3. Alice in underland
LE REGARD ÉTRANGEMENT SOMBRE et sage réhaussé par un teint diaphane, Alice (Mia Wasikowska), âgée désormais de 19 ans, fuit le Lord grotesque qui veut l'épouser et avec lui, une société aristocratique à laquelle elle refuse d'être enchainée. Elle préfère se lancer à la poursuite d'un lapin blanc mystérieusement pressé, jusqu'à tomber violemment dans un terrier sans fond qui la mènera au monde merveilleux. Persuadée de rêver, elle découvre avec ses yeux de "presque adulte" des terres en désolation sur lesquelles règne la capricieuse Reine Rouge (Helena Bonham Carter). Le wonderland cède la place à l'underland : un territoire de révolte orchestré par l'imagination folle de Tim Burton dans son Alice au pays des merveilles, en salles le 24 mars. – Par Florence Rochat
ENTRE DÉSAMOUR ET FASCINATION, la relation complexe qui lie Tim Burton à Disney n'a jamais rien eu d'évident. Dessinateur pour la firme à la fin des années 1970, il collabore notamment sur des chef-d'œuvres populaires, à l'instar de Rox et Rouky. Un poil dérangeant avec son univers à la poésie macabre, le jeune Burton ne tarde pas à se faire écarter du pays des bons sentiments. Les années passent et celui dont l'œuvre a su s'imposer auprès d'un public tant cinéphile que néophyte intéresse de nouveau les célèbres studios. En gage de paix, ils lui offrent sur un plateau l'adaptation d'Alice aux pays des merveilles de Lewis Caroll en 2D et 3D. A partir de cette œuvre psychédélique, où les "Mange-moi" ont souvent fait penser à la prise de drogue, le cinéaste crée un territoire dominé par le genre fantastique dans une Albion brumeuse, à mi-chemin entre la froideur de Sleepy Hollow et le foisonnement de L'Etrange Noël de Mr Jack.

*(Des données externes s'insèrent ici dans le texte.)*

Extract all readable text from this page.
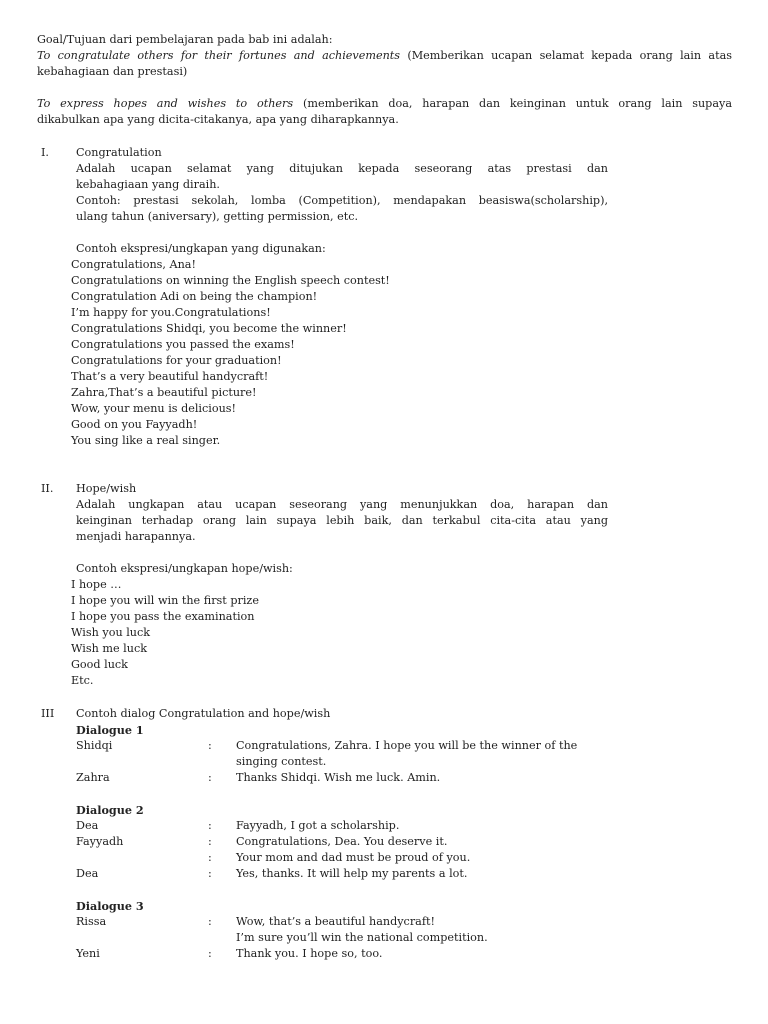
Goal/Tujuan dari pembelajaran pada bab ini adalah:
To congratulate others for their fortunes and achievements (Memberikan ucapan selamat kepada orang lain atas
kebahagiaan dan prestasi)
To express hopes and wishes to others (memberikan doa, harapan dan keinginan untuk orang lain supaya
dikabulkan apa yang dicita-citakanya, apa yang diharapkannya.
I. Congratulation
Adalah ucapan selamat yang ditujukan kepada seseorang atas prestasi dan
kebahagiaan yang diraih.
Contoh: prestasi sekolah, lomba (Competition), mendapakan beasiswa(scholarship),
ulang tahun (aniversary), getting permission, etc.
Contoh ekspresi/ungkapan yang digunakan:
Congratulations, Ana!
Congratulations on winning the English speech contest!
Congratulation Adi on being the champion!
I’m happy for you.Congratulations!
Congratulations Shidqi, you become the winner!
Congratulations you passed the exams!
Congratulations for your graduation!
That’s a very beautiful handycraft!
Zahra,That’s a beautiful picture!
Wow, your menu is delicious!
Good on you Fayyadh!
You sing like a real singer.
II. Hope/wish
Adalah ungkapan atau ucapan seseorang yang menunjukkan doa, harapan dan
keinginan terhadap orang lain supaya lebih baik, dan terkabul cita-cita atau yang
menjadi harapannya.
Contoh ekspresi/ungkapan hope/wish:
I hope …
I hope you will win the first prize
I hope you pass the examination
Wish you luck
Wish me luck
Good luck
Etc.
III Contoh dialog Congratulation and hope/wish
Dialogue 1
Shidqi	: Congratulations, Zahra. I hope you will be the winner of the
singing contest.
Zahra	: Thanks Shidqi. Wish me luck. Amin.
Dialogue 2
Dea	: Fayyadh, I got a scholarship.
Fayyadh	: Congratulations, Dea. You deserve it.
: Your mom and dad must be proud of you.
Dea	: Yes, thanks. It will help my parents a lot.
Dialogue 3
Rissa	: Wow, that’s a beautiful handycraft!
I’m sure you’ll win the national competition.
Yeni	: Thank you. I hope so, too.
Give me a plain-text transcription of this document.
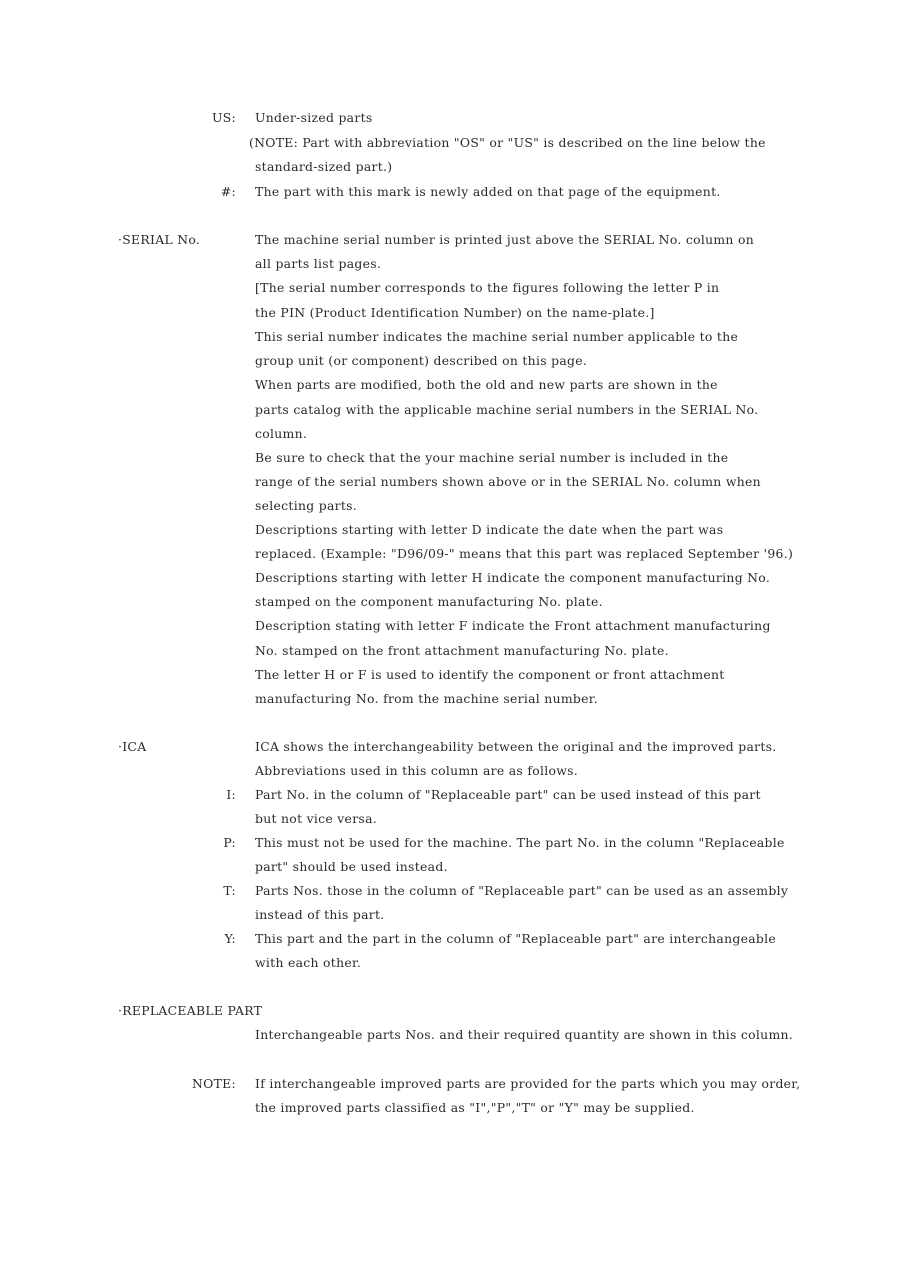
US: Under-sized parts
(NOTE: Part with abbreviation "OS" or "US" is described on the line below the
standard-sized part.)
#: The part with this mark is newly added on that page of the equipment.
·SERIAL No.	The machine serial number is printed just above the SERIAL No. column on
all parts list pages.
[The serial number corresponds to the figures following the letter P in
the PIN (Product Identification Number) on the name-plate.]
This serial number indicates the machine serial number applicable to the
group unit (or component) described on this page.
When parts are modified, both the old and new parts are shown in the
parts catalog with the applicable machine serial numbers in the SERIAL No.
column.
Be sure to check that the your machine serial number is included in the
range of the serial numbers shown above or in the SERIAL No. column when
selecting parts.
Descriptions starting with letter D indicate the date when the part was
replaced. (Example: "D96/09-" means that this part was replaced September '96.)
Descriptions starting with letter H indicate the component manufacturing No.
stamped on the component manufacturing No. plate.
Description stating with letter F indicate the Front attachment manufacturing
No. stamped on the front attachment manufacturing No. plate.
The letter H or F is used to identify the component or front attachment
manufacturing No. from the machine serial number.
·ICA	ICA shows the interchangeability between the original and the improved parts.
Abbreviations used in this column are as follows.
I: Part No. in the column of "Replaceable part" can be used instead of this part
but not vice versa.
P: This must not be used for the machine. The part No. in the column "Replaceable
part" should be used instead.
T: Parts Nos. those in the column of "Replaceable part" can be used as an assembly
instead of this part.
Y: This part and the part in the column of "Replaceable part" are interchangeable
with each other.
·REPLACEABLE PART
Interchangeable parts Nos. and their required quantity are shown in this column.
NOTE: If interchangeable improved parts are provided for the parts which you may order,
the improved parts classified as "I","P","T" or "Y" may be supplied.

CRÉER PLUTOT QU'ADAPTER. S'il y a un risque quand on s'attaque à un mythe qui a tant imprégné l'inconscient collectif, c'est de calquer les représentations connues plutôt que d'innover. Mais, d'emblée, Tim Burton s'éloigne des sentiers battus : il entame sa plongée dans le pays des merveilles avec un travail visuel très proche de la version animée de Walt Disney (1951), mais c'est pour mieux innover après l'ouverture de la minuscule porte en bois que franchit Alice pour basculer dans un autre univers. Le réalisateur mêle adroitement les livres de Caroll (Alice aux pays des Merveilles - 1865 ; De l'autre côté du miroir - 1871) - qui foisonnent d'illustrations diverses - et son propre style caractérisé par les arbres tordus, les motifs de bagnards et les personnages blafards toujours à la frontière de la psychose. Plutôt que de rester fidèle à l'idée d'un wonderland luxuriant, le cinéaste travaille une esthétique de la désolation propre au fantastique, son genre de prédilection. Une terre brûlée, malade, absoute de vie où les êtres vivants sont condamnés à l'errance. Le réalisateur d'Edward aux mains d'argent affirme s'être inspiré d'une photo prise pendant la seconde guerre mondiale, où une famille anglaise pose dignement au milieu des décombres, tout en prenant le thé. Son long métrage décrit ainsi un monde apocalyptique toujours à la limite de s'embraser, mais où la vie pullule malgré tout dans un non-sens existentiel.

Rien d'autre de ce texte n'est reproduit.